In the wild, these aloes grow in nearly full sun, blushing the reddish color to protect them from the intensity of the sun’s rays. In cultivation, you can see more rapid and robust growth by providing your Aloe castilloniae with some shade, particularly during the hottest part of the day. The shade cloth in my greenhouse is 40%, and my aloes are starting to blush slightly again in response.
Above is that same plant, but after 2 weeks of 40% shade rather than 50% shade protection with nearly full sun exposure.
This means that the plant (and the whole greenhouse) is fully exposed to sun for nearly the entire day, but I use a 40% shade cloth to protect the plants inside. The 40% cloth seems to be about equivalent to 2 – 3 hours of shade, so it’s enough to protect while still allowing for some sun stress coloration. The percentage refers to how much light is filtered, not the percent of the day of sunlight it’s shading, so you’ll have to adapt your shade as needed if you choose to go the shade cloth route. In more northern altitudes, you may not need a shade cloth or shade at all.
That depends, of course, on the two elements that are deeply intertwined with light:
Temperature and Water
While they’re adapted to a dry climate, the region of Madagascar they’re from is fairly mild to warm. Even in winter, the lows are rarely below the mid-60s, while average highs are in the mid 80s in summer.
Despite being adapted to a moderate range of temperatures, these aloes have proven fairly hardy in cultivation. If kept dry in winter, most clones can handle drops down to the low 30s, and in summer, they can tolerate temperatures in the 90s and 100s. A key aspect for any of these extremes is acclimating the plant to them – if you immediately put a greenhouse-grown aloe outside into a frost-prone backyard, it’s likely to rot and fail to thrive. This is true for heat extremes as well! Jumping from a cool greenhouse or nursery to a hot and sunny yard will fry your plant.
The hotter the weather, the more water these will accept. You don’t want to overdo it, and they are far more forgiving of being under-watered than over watering.
A sign that your Aloe castilloniae would appreciate a bit more water is when the leaves begin to curl from the outer edge inward, as in the smooth form on the left. The greater the curl, the thirstier the plant!
Some moderate leaf curl is normal, particularly in hot and dry months, so don’t go overboard if you see it. Just take it as a sign that the plant may like more water and adjust your schedule accordingly – or don’t! Some of the natural variation in growth is normal and can make cultivation of the species more enjoyable.
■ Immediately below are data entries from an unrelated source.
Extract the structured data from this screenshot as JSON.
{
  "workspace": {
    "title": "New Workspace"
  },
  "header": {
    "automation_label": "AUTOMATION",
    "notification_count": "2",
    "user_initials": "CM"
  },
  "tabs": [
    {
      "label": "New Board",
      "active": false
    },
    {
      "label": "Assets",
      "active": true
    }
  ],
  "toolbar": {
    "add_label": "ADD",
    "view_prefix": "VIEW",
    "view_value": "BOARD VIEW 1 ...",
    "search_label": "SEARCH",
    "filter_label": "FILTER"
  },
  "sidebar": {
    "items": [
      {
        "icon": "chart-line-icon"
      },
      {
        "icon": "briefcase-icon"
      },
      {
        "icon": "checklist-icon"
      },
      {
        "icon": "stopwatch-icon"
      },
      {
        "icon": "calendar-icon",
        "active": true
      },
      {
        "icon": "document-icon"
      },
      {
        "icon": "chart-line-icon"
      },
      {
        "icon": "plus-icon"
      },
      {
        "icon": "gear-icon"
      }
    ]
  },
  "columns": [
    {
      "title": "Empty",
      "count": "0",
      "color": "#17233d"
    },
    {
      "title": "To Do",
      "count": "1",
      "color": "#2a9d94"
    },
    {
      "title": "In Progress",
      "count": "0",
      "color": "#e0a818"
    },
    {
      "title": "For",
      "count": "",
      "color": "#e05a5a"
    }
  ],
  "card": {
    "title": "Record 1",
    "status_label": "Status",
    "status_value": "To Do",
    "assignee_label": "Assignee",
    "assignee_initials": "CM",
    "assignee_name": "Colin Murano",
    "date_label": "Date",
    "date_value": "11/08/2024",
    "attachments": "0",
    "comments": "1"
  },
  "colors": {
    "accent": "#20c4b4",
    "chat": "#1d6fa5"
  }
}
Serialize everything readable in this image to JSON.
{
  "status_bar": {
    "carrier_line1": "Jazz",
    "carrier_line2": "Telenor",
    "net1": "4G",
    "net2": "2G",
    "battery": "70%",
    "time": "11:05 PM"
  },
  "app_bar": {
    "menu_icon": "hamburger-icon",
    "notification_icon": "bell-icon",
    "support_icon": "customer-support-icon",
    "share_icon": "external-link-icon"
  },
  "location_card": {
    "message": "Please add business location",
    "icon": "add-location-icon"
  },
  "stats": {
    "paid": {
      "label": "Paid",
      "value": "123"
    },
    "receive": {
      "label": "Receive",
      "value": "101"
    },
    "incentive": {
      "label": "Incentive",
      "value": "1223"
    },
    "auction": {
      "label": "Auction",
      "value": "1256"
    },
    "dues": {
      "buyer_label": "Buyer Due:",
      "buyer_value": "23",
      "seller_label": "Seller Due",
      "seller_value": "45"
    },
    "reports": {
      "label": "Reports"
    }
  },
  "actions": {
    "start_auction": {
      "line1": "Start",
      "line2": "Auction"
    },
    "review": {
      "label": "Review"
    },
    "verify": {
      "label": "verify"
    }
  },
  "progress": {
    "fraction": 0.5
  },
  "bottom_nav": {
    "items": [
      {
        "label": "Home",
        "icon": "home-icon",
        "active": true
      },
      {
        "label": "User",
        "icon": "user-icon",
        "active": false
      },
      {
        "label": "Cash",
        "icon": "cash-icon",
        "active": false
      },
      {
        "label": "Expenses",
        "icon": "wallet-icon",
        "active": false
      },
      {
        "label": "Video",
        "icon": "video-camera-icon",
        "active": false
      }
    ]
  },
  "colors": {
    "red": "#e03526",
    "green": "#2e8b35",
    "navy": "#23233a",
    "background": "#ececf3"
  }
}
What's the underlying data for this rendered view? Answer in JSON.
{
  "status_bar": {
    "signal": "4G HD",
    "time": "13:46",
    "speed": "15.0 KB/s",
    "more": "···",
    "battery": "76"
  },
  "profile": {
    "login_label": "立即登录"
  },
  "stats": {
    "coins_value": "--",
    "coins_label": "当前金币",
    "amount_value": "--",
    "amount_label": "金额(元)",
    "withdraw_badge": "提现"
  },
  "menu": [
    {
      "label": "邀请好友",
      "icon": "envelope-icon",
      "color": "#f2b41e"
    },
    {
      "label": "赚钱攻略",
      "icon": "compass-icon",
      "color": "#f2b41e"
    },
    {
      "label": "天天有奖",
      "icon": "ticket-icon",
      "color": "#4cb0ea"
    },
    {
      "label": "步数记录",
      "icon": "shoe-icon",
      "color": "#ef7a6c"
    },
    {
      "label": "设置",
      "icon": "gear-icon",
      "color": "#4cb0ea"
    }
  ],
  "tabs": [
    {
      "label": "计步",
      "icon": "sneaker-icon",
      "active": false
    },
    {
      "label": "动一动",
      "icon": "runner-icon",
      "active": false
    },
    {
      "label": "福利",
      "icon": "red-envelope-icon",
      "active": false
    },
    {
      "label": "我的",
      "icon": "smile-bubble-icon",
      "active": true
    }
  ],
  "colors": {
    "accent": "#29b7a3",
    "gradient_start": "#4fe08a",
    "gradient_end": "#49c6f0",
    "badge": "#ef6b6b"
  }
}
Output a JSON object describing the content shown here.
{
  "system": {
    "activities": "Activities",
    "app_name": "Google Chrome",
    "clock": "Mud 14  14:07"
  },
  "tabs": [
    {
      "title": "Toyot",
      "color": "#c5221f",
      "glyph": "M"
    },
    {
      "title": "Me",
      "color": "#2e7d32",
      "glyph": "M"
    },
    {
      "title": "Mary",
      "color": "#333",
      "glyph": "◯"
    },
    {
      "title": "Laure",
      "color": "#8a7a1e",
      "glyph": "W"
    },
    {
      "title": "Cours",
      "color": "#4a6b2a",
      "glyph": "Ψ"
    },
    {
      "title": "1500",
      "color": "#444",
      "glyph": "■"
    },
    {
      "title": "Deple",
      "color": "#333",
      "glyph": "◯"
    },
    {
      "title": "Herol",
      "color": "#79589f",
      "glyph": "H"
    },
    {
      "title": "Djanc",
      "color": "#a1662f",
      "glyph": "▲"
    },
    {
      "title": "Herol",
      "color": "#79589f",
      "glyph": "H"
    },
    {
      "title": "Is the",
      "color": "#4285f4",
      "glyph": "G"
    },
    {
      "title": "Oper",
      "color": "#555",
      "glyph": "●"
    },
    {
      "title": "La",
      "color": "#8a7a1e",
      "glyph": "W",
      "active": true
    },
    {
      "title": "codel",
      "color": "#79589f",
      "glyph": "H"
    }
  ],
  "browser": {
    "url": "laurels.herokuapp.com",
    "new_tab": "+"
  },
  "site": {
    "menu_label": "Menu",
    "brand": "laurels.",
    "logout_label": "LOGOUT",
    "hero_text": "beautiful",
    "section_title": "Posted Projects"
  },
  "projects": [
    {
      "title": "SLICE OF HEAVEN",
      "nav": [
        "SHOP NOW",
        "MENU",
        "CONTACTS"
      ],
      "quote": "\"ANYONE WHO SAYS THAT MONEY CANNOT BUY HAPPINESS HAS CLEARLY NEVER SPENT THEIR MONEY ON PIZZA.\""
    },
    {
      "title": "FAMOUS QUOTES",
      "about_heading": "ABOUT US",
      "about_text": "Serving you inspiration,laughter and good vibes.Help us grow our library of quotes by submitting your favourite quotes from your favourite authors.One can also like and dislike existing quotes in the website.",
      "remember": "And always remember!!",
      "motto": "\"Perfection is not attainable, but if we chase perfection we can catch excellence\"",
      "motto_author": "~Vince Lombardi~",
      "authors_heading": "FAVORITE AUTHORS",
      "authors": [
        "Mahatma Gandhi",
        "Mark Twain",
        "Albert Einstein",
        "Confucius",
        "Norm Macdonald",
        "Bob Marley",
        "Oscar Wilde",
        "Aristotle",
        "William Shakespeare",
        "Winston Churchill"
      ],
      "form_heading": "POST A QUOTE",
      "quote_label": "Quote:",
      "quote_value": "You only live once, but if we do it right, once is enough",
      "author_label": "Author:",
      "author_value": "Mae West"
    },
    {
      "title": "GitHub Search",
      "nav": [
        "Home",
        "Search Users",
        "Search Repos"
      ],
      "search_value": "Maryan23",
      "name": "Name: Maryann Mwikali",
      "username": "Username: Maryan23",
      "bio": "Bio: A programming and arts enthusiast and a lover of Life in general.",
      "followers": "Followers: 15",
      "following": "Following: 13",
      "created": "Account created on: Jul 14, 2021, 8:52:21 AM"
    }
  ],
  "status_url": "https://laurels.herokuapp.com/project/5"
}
It can take time for a plant to really plump up after an extended period of low water, and you should try not to flood the poor thing to compensate. Excess water on a regular basis can lead to rotted roots and a dead plant just as surely as not enough water will lead to a crispy plant.
At right is my “intermediate” clone not long after coming home; it was distinctly thirsty but had a poor root system. It’s had to be kept shaded and watered only when dry to ensure it has what it needs to thrive.
Unfortunately, it crisped from being moved into my greenhouse too quickly, so it’ll take even longer to recover now.
Aloe castilloniae: makes for pretty hybrids
In addition to being a very attractive and striking species, it is popular as a probable ingredient in many aloe hybrids.
These include the Purple People Eater (at least by rumor, I don’t have proof that there’s a castilloniae in the lineage, but they sure look like it), and obviously, the Aloe castilloniae “blue” hybrid.
There’s other species that have tubercules on the leaves, or teeth on the outer edge, but the bright red that’s characteristic of Aloe castilloniae may be a key influence.
Hybrid lineages are often trade secrets, or may not even breed true, and only tissue cultured total clones can resemble a given appearance.
I really can’t say. I’ll leave you with an Aloe “Purple Haze”, which is an example of close, but…not quite like a castilloniae. Could there be a bit in there? Maybe. You’d have to ask the creator, Kelly Griffin, to know for sure!